Once again, I’m writing from the tour van, which is currently on its way home to Boston from North Carolina (a 14-hour drive that my bandmates have bravely chosen to undertake in one day). We’ve just completed a weeklong run of shows where we opened for, and collaborated with, our friends in the North Carolina indie stringband Mipso. (The tour was wonderful, thanks for asking.) This week also caps off our first five months as full-time touring musicians. Except for a three-week break at the end of the summer that I spent traveling with my family, I haven’t been off the road for more than a few days since June. I feel like the band has accomplished a lot, and the fact that we still mostly enjoy each other’s company at this point is perhaps the greatest achievement of all. And I’m so happy to be coming home.
There are countless songs, poems, and writings on the theme of being on the road and dreaming of home. Earlier today I listened to indie supergroup boygenius’ song “Ketchum, ID,” a song about touring whose refrain goes “I am never anywhere, anywhere I go / When I’m home I’m never there long enough to know.” The lyric illuminates one of the strangest truths about touring: Although in theory it’s wonderful to be able to travel for a living and see new places, oftentimes you only see the venue, the highway, the hotel room or your friend’s couch, maybe a coffee shop or a Whole Foods, and a local restaurant if you’re lucky. The gas station bathrooms are all the same. The highways are mostly the same. You forget whether you’re driving to Indiana or Iowa. You have no idea whether it’s Sunday or Thursday. You’re not really anywhere.
And then, when you’re home, your time gets taken up with all the mundane tasks you can’t do on the road: doctor’s appointments, errands, cleaning. You’re excited to cook something, but you’re only home for four days, so is it really worth buying groceries? You buy groceries anyway, and end up throwing half of them away before you leave again. Part of you wants to see all of your friends, but part of you craves the solitude that’s almost impossible to find on tour. There’s only so much time.
That’s been my life this summer and fall. But this time, we won’t be out of town playing shows for more than a couple of days until February. February!! That’s three months of mostly uninterrupted home time. I have been told that I still need to pay rent for some reason, so I’m quickly filling up my time with side-musician gigs, lessons, odd writing jobs, and babysitting. Still, though, I am eagerly anticipating being able to return to a home routine. I’ve spent endless hours in the van talking with my bandmates, or other musician friends via text and social media, about one of our favorite conversation topics: What will you do with your time at home?
I tweeted the other day, “When I’m done with tour I’m gonna spend all of November, December, and January in my house either cleaning, making soup, or laying on my floor listening to Lucinda Williams.” (It’s my column and I’ll quote my own tweets if I want to.) When you’ve been spending every day in a van, looking for recycling bins, trying or failing to resist the pull of gas-station snacks, and sleeping somewhere different every night, you come home and feel a certain decadence in small domestic things like cooking your own food and cleaning (read: controlling) your living space. And yes, that includes laying on the floor listening to Lucinda Williams. Touring is exhausting – you’ve got to decompress somehow. Exercise is another rarity on the road, especially if you hate running (like I do). But my neighborhood YMCA will be there waiting for me when I get home, as will my regular walks around Brighton, where I live.

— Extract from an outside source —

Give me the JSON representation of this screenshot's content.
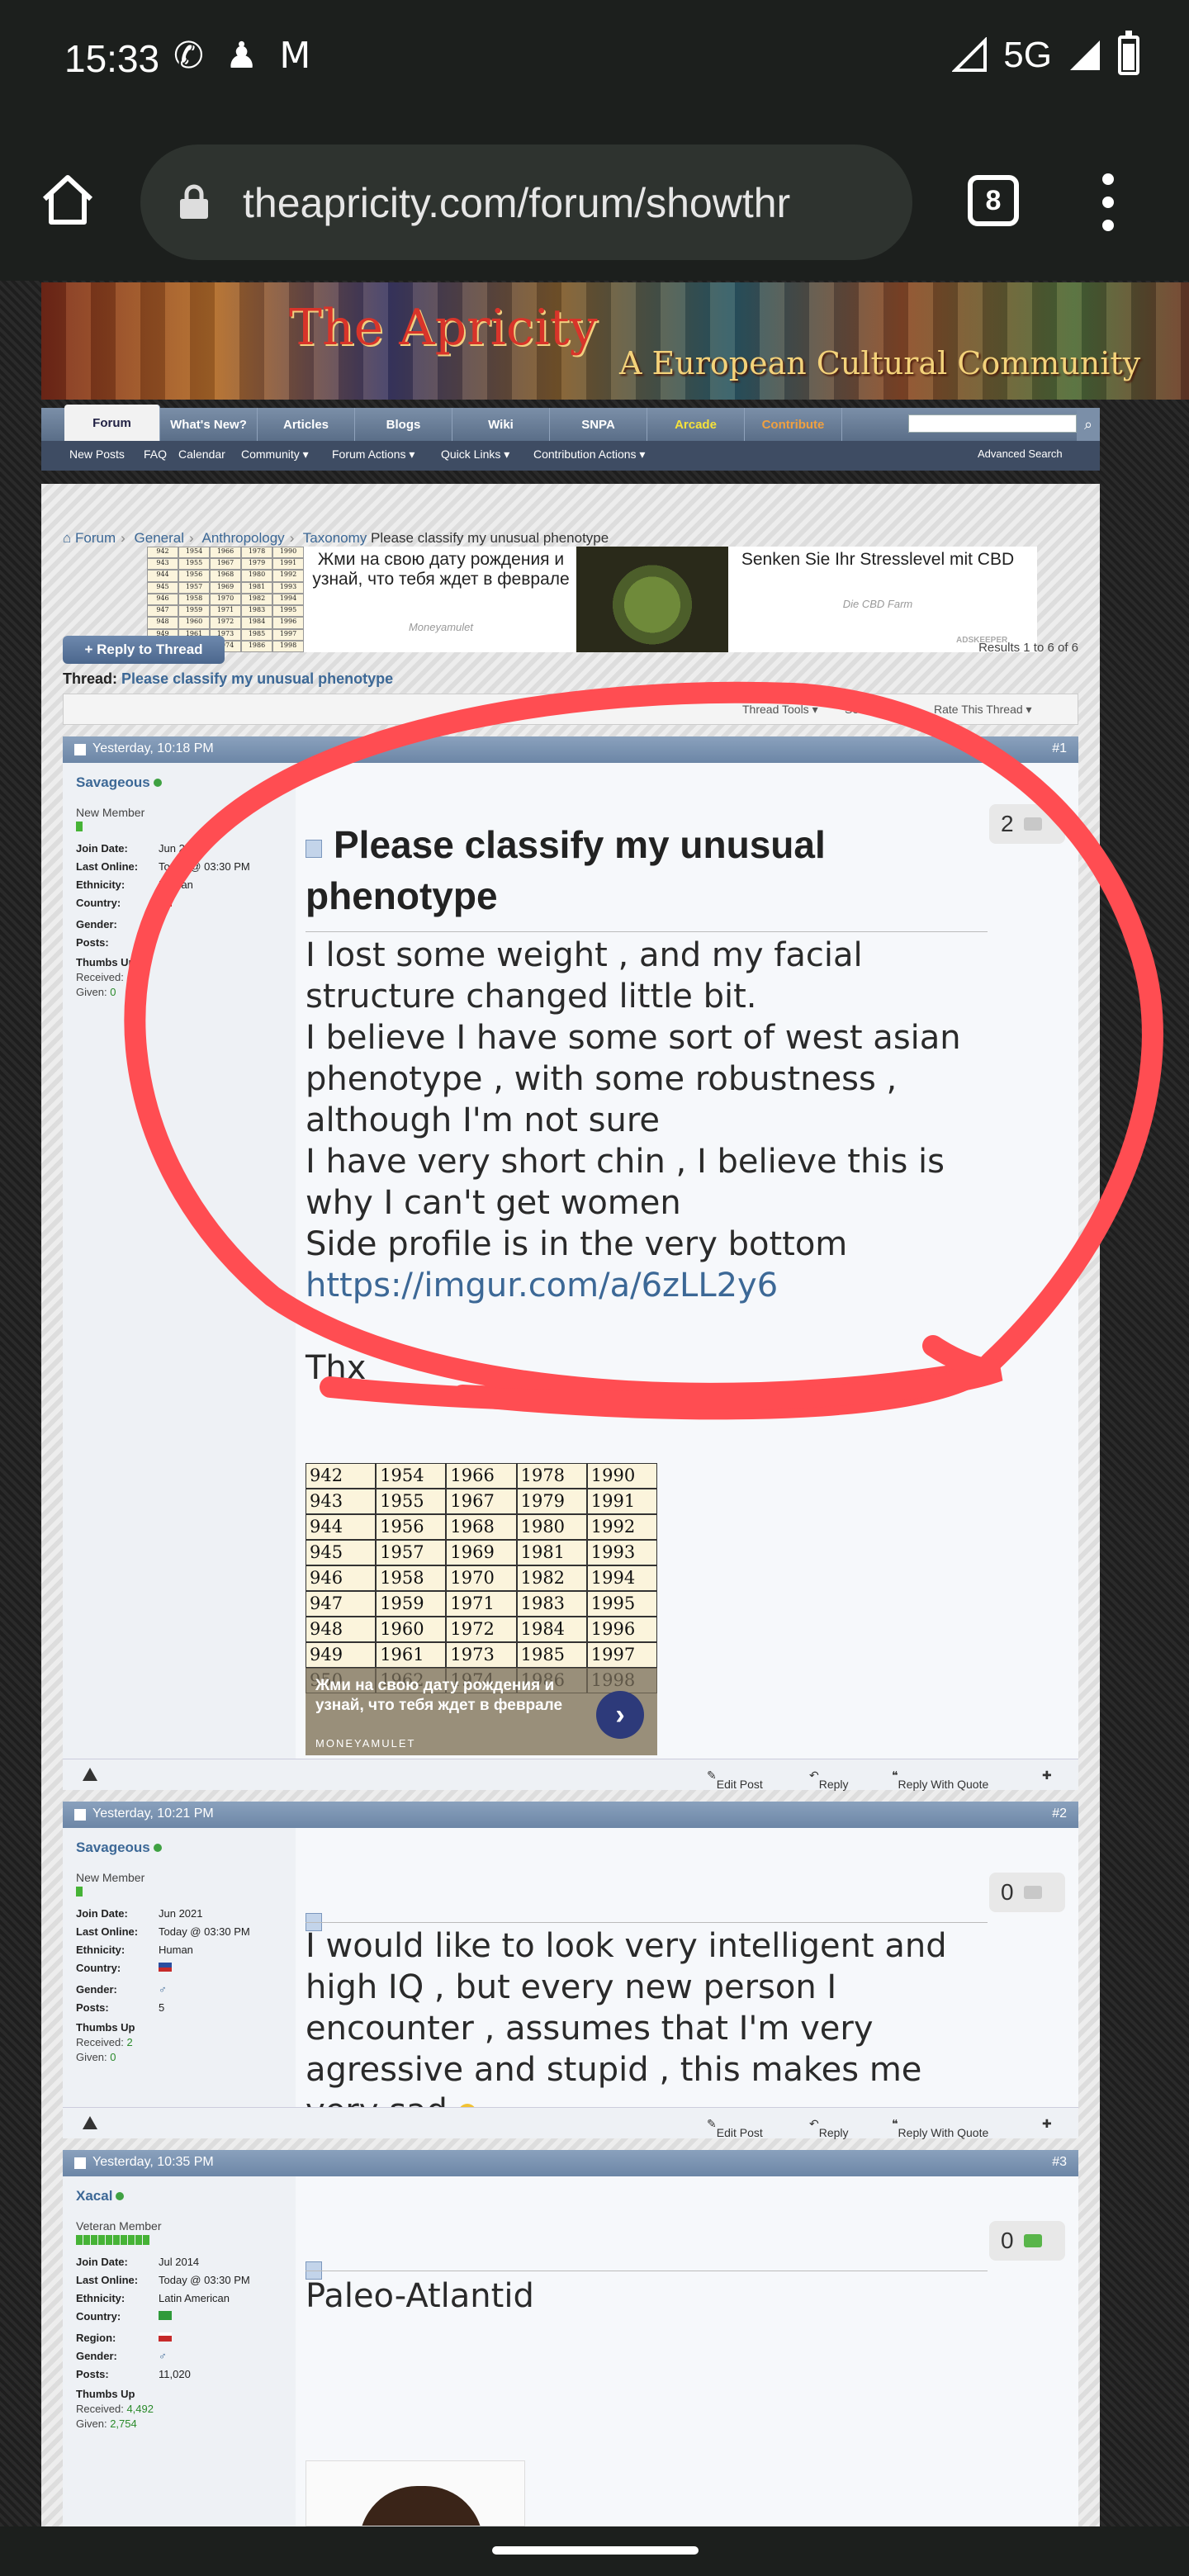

Maybe the most thrilling prospect of my time at home is the ability to actually play music. What do you mean, you might ask – you’re not playing music on tour? What I mean is that I’ve been playing the same songs night after night for five months. It’s difficult to find time to actually practice your instruments on the road, so even though I’m playing a fair amount every day, I’m not expanding or learning or growing much. I’m excited to truly improvise, to work on my technique, to learn new material, to write songs (although I hope to get better at writing on tour). To call up some friends and play music just for fun! What a luxury! Then, when I’m starting to feel restless, it’ll be time to go back on the road, and playing my band’s songs will feel like returning to old friends.